那白茫茫的雪地上,本該一眼望不到邊的皚皚白雪。深夜裡,大雪深深,連打更的都是躲在了家裡瑟縮在被子裡,不願出來。
然而,那白雪地上,卻是出現了一條長長的血痕。那血痕拖拉著,延長得好遠好遠……在風雪夾雜的黑夜裡,如同一條深褐色的羊腸小路。
「救命啊……救命……」
……
……
「有沒有人啊……快來救救我……」
……
……
那雪地里,有一個只穿著薄薄單衣的男子,正在跌跌撞撞的奔跑著。可也許是那男子奔跑了太久太久,早已經疲倦不堪沒有了力氣。
嘛脖子和胳膊上的傷口,寒冷的雪早已經將那流淌的血給封住了。那男子只覺得自己頭暈眼脹,那遠遠的天邊,眼睛已經快要睜不開了。
突然,那男人被一塊石子給絆住了,一個筋鬥倒在了雪地里的斜坡上,一路滾下了斜坡,刮出了長長的一道血跡。
「不要……」
「不要過來……不是我的錯,你放過我,你放過我!」
那男子一點都不在意自己身上的傷,反而是立馬掙扎了起來。直接在雪地上跪下磕起了頭,將那雪地都砸出了一個雪坑。

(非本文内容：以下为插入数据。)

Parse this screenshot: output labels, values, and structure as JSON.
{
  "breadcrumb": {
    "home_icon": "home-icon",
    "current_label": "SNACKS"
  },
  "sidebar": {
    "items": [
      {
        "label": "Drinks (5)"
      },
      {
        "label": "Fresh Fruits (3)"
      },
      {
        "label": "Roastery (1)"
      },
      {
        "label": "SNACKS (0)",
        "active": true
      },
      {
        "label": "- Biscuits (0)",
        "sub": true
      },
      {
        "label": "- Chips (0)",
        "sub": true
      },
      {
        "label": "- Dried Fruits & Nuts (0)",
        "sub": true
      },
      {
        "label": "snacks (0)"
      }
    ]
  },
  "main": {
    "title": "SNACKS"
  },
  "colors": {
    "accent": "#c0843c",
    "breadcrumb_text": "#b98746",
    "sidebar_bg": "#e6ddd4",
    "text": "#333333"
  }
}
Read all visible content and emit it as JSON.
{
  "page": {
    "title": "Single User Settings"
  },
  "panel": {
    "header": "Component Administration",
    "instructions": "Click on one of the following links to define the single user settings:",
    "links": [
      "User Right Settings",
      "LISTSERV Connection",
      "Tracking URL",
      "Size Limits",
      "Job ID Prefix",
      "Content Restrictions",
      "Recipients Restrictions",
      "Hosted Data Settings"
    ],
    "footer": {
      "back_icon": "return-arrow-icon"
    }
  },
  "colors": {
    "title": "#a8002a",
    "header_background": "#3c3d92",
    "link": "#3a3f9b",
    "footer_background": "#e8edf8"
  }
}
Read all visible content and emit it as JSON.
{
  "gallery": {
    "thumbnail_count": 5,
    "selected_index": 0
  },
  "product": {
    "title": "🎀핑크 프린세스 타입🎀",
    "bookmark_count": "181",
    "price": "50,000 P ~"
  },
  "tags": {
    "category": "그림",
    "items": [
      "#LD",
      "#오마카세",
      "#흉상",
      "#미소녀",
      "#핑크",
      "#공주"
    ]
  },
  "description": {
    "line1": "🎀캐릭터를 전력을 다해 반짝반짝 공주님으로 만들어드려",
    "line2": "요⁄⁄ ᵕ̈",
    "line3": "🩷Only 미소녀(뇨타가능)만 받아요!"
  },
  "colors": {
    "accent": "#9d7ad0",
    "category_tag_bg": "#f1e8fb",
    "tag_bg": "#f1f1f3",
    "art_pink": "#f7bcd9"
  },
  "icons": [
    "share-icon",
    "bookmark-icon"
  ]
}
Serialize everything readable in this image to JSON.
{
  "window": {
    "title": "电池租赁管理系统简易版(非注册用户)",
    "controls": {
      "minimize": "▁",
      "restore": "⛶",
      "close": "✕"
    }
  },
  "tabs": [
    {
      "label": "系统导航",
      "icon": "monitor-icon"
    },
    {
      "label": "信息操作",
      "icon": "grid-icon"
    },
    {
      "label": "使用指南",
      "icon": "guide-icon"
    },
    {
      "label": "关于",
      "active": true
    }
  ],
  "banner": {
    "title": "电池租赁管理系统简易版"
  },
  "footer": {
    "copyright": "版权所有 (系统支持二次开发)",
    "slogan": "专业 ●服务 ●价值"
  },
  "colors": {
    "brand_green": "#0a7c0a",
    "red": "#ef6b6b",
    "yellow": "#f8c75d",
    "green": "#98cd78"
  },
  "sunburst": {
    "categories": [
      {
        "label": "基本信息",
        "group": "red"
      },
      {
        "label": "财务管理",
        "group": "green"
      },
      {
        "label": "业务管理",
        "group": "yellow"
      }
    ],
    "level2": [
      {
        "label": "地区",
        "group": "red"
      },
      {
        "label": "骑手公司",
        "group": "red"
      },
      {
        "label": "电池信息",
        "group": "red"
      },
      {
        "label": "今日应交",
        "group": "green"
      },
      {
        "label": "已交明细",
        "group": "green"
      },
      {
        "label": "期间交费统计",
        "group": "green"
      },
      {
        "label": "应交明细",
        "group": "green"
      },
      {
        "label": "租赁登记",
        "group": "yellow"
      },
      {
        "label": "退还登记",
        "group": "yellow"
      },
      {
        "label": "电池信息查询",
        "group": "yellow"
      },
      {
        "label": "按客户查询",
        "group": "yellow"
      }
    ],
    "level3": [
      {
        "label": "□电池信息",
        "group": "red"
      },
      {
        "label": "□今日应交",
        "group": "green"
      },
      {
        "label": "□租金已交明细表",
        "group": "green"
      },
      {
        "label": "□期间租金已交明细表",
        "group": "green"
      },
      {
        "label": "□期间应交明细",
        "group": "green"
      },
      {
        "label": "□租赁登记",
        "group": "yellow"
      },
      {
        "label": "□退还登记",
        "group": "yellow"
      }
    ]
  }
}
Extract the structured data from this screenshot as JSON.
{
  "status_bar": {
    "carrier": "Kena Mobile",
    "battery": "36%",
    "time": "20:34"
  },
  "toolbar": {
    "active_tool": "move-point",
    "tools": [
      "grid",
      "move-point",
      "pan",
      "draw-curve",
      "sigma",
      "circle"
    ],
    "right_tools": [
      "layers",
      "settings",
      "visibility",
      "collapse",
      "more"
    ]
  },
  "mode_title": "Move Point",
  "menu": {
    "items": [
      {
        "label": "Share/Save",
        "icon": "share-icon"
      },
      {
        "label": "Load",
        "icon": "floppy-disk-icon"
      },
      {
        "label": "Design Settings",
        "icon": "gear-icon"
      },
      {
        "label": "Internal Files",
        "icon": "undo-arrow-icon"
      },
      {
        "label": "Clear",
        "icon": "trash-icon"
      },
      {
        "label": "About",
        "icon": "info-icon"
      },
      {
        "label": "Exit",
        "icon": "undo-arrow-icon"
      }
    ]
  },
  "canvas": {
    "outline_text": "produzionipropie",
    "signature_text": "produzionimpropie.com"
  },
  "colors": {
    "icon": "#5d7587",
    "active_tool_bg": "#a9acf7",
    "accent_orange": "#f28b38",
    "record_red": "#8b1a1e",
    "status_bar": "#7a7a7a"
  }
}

男子聲音帶著顫抖,和恐懼聲。一邊磕頭,一邊喊著求饒。身體顫抖著,早已經語無倫次了。
而他的正前方,雪落得輕輕的,沒有一絲聲音。
那黑暗深處,突然亮起來了一雙綠色的眼睛。如此神秘,恐懼,一雙如同凝望深淵的眼睛。
遠遠不止如此,那墨綠色的眼睛後面,陸陸續續又是亮起了好幾雙綠色藍色的眼睛。那眼睛帶著兇狠,如同惡魔一般。
「饒,饒了我……」男子抬起頭來,被這一幕給嚇得癱倒在了雪地里,早已經是淚流滿面。
「我……」
然而,那幾雙眼睛的主人絲毫都不管那男子的哭嚎和求饒。
一聲長嘯,寂靜無聲的雪地里,突然想起了撕心裂肺的慘叫聲。
震落了樹枝上的雪,驚醒了夢中的鳥。
不一會兒,便是重歸於,一片寂靜。
……
……
第二日清晨,當晨曦再次爬上山腰,煦煦光輝,再次照亮了這整片大地。
白水縣的一戶農家早早的便是飄起了寥寥炊煙,給這寂靜的地方添了一絲煙火氣息。
那農家的男主人吃飽喝足後,就扛著柴刀走出了房門。
大雪天,好捕獵,他可要早早的就出去。這麼大的雪,那些野兔野雞可就沒有那麼容易逃跑了啊……
「嘿嘿,又是一個收穫的一天啊!」農夫嘿嘿笑了笑,伸了個腰,繼續走著。
然而,他今天的運氣實在是不太好。一出門便是將自己的柴刀給掉在了雪地里,陷進了雪裡。
農夫彎著腰,將那柴刀從雪裡摸了出來。正想離開,卻發現那前面有什麼東西被掩藏在那雪地里,大雪將它半遮半掩住了。
「咦,這是什麼……」農夫有些疑惑地喃喃著,伸手摸了過去。
不一會兒,便看清楚了那東西。
下一秒,嚇得七竅生煙。
「人……人!人啊!」那農夫連滾帶爬地爬了起來,遠遠的離開了剛剛那個地方。嘶吼著,「死人了,有……」
「死人了……」
那雪地里,平靜地躺著一副男子的屍體。昨夜的雪太大了,將他掩蓋在了雪地。他的身體早已經凍的僵硬發紫,可眼睛卻是狠狠地睜著,分明是,死不瞑目。